Zusätzliche Stunden über die vereinbarte Arbeitszeit hinaus werfen bei Teilzeitkräften oft die Frage nach einer extra Vergütung auf. Das Bundesarbeitsgericht fällte hierzu am 26. November 2025 ein wegweisendes Urteil. Im konkreten Fall forderte ein Logistikmitarbeiter mit einer 30,8-Stunden-Woche finanzielle Zuschläge für geleistete Mehrarbeit. Der anwendbare Manteltarifvertrag sah solche Zuschläge allerdings erst ab der 40. Wochenstunde vor.

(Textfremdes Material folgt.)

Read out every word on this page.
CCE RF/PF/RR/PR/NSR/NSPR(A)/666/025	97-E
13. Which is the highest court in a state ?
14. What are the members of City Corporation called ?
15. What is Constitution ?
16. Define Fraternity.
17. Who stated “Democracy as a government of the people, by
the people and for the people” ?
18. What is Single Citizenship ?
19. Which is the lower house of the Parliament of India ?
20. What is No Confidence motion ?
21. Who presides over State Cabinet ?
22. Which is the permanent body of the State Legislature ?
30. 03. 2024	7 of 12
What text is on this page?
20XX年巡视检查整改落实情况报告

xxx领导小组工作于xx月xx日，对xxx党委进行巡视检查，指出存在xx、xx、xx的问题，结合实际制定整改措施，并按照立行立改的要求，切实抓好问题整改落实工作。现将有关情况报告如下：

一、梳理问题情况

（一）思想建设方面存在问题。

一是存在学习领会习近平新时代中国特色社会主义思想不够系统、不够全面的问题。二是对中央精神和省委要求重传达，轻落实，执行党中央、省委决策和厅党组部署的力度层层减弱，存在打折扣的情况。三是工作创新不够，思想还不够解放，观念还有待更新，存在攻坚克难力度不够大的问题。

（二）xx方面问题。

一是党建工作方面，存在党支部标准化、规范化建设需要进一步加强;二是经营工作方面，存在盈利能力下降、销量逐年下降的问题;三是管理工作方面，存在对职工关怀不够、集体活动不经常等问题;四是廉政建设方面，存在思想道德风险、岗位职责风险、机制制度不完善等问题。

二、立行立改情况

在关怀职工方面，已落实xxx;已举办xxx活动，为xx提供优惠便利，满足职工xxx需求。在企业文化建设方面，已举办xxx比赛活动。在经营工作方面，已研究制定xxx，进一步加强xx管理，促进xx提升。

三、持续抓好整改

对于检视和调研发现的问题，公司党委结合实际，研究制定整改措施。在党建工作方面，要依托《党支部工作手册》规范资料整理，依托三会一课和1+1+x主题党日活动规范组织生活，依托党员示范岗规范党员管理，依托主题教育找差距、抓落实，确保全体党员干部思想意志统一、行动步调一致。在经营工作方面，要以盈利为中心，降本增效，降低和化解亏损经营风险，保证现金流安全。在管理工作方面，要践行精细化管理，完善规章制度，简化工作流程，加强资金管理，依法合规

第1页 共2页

Für den Kläger bedeutete diese Regelung, dass er seine Arbeitszeit im Verhältnis deutlich stärker überziehen musste als Vollzeitkräfte. Er sah darin eine unzulässige Benachteiligung aufgrund seiner Teilzeitbeschäftigung und klagte auf Auszahlung. Die Arbeitgeberseite argumentierte vergeblich, dass die starre Grenze vor einer allgemeinen Überlastung schützen solle. Das Bundesarbeitsgericht gab dem Kläger im Grundsatz recht und kippte die bisherige Praxis. Eine einheitliche Stundengrenze verstößt laut den Richtern gegen das gesetzliche Diskriminierungsverbot. Daher müssen starre Tarifgrenzen für Teilzeitkräfte zwingend anteilig nach unten umgerechnet werden. Das Gericht betonte, dass ungeplante Mehrarbeit die persönliche Lebensplanung von Teilzeitbeschäftigten genauso stark belastet. Der Fall wurde zur genauen Überprüfung der geleisteten Stunden an das Landesarbeitsgericht Nürnberg zurückverwiesen.